Grazing Restrictions Could Be Lifted On Some Of Oregon’s Sage Grouse Habitat

A male greater sage grouse struts its stuff on Bureau of Land Management land in this April 21, 2012, photo. CREDIT: BUREAU OF LAND MANAGEMENT/FLICKR
A male greater sage grouse struts its stuff on Bureau of Land Management land in this April 21, 2012, photo. CREDIT: BUREAU OF LAND MANAGEMENT/FLICKR

The Trump administration wants to reduce restrictions for greater sage grouse across seven states. For the imperiled birds in Oregon, that means fewer grazing restrictions in some specific habitat. The decision has rankled conservation and hunting groups and been supported by ranchers.

The updated plans would remove grazing restrictions on Bureau of Land Management land that was initially set aside for research purposes. These areas were meant to permit scientists to learn what happens to habitat when cattle aren’t present.

Those “research natural areas” made up less than one-fifth of one percent on BLM grazing land in Oregon, said Greta Anderson, with the conservation group the Western Watersheds Project.

“It’s really about an agency’s willingness and the administration’s willingness to allow extractive uses to occur anywhere and everywhere, instead of keeping some places free of those impacts for the sake of science,” Anderson said.

But it’s not that simple for the ranchers who depend on that land, said John O’Keeffe, a rancher in Adel, Oregon, and a member of the Oregon Cattlemen’s Association.

“If you’re one of the people that have those (grazing) permits, it’s a hardship to get up and lose some of your forage,” O’Keeffe said.

Responsible ranching is good for sage grouse habitat, which stretches across 11 Western states, including Oregon and Washington. O’Keeffe said ranchers never thought Oregon’s research areas were needed.

“There hasn’t been grazing on the Hart Mountain (National Antelope) Refuge, which is in that same area. And interestingly enough, the sage grouse populations on the ungrazed Hart Mountain has basically tracked just the same as the sage grouse trends that have habitat in grazed areas,” O’Keeffe said.

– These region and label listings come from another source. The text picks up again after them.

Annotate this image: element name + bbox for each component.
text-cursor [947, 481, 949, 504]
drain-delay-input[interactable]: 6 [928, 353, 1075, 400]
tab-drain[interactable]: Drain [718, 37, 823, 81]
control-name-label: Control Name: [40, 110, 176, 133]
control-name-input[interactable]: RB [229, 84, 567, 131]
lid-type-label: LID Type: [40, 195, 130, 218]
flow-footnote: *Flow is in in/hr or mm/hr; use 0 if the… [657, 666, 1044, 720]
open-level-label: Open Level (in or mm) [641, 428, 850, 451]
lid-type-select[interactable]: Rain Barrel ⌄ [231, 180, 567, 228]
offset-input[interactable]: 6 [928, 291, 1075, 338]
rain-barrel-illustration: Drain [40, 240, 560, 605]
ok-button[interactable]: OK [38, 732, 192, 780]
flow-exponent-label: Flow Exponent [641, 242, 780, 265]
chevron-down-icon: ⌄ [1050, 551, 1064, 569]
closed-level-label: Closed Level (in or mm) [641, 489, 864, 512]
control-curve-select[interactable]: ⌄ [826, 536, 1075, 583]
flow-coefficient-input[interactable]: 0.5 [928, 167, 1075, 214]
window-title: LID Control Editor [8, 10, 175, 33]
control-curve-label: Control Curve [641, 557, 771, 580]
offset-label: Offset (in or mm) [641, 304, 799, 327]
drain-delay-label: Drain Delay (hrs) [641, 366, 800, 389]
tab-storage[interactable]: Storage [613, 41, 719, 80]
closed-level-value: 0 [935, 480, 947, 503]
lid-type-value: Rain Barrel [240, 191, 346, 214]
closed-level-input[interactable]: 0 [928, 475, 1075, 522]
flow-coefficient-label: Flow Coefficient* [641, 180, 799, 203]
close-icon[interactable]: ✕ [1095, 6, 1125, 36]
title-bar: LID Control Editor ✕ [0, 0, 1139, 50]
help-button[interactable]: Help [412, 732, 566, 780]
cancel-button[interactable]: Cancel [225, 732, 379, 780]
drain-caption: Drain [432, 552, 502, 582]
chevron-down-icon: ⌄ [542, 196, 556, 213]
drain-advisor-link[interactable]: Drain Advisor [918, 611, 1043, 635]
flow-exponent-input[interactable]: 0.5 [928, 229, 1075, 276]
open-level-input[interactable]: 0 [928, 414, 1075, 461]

The Hart Mountain National Antelope Refuge in southeastern Oregon was closed to grazing in the mid-1990s. Wild horses were also removed at that time, but the BLM doesn’t have management or research authority in those areas. That responsibility falls to the U.S. Fish and Wildlife Service.

The BLM is looking into areas it can use for research next year at Hart Mountain and its sister refuge just across the Oregon-Nevada border.

Cattle have not been stopped from grazing on these 13 research areas since the restrictions were put in place in 2015.

In 2015, the federal government decided not to add greater sage grouse to the list of animals protected under the Endangered Species Act. That came after decades of work and compromise between conservationists, ranchers, and state and federal officials to protect the quirky bird.

Sage grouse are known for their flamboyant mating dances. They face a variety of threats across their habitat – in Washington and Oregon from wildfires, encroaching juniper trees and extensive grazing. They’re seen as an important species across the West. The health of sage grouse can point to the health of the sagebrush ecosystem as a whole and the more than 350 other species that live there.

The 2015 decision was considered a potential new way forward in species conservation – a way to avoid stringent land use restrictions often placed on people when species are listed as endangered or threatened. 

Those plans were not perfect. Some conservationists, ranchers and industry groups had appealed the plans, seeing them either as not protective enough or too restrictive.

In 2017, Interior Secretary Ryan Zinke ordered a review of state and federal sage grouse plans.

“With the erosion of those plans mid-implementation, the administration has made it incredibly difficult to create a resilient public lands management model – one that balances the pressures of development and recreational uses and addresses cumulative impacts of variables like drought, wildfire and invasive species,” said Backcountry Hunters & Anglers conservation director John Gale in a statement.

The updates to Oregon’s BLM sage grouse plans are far less significant than oil and gas drilling restrictions the agency wants to lift in other states. The BLM also updated plans in Wyoming, Nevada, Utah, Colorado, California and Idaho.

Those restrictions could change the course of the bird’s fate, conservation groups say. Jayson O’Neill, with the Western Values Project, said when sage grouse populations are diminished in one state, it hurts the population as a whole across its wide range.

“We can kick the can down the road on a species for a long time, but most folks would agree that being proactive and working collaboratively to get in front of a situation (is best). … The sage grouse could be a success story, if we’re responsible and we let science and common sense go forward,” O’Neill said. 

People will be able to comment on the BLM plan updates. A final decision is expected early in 2019.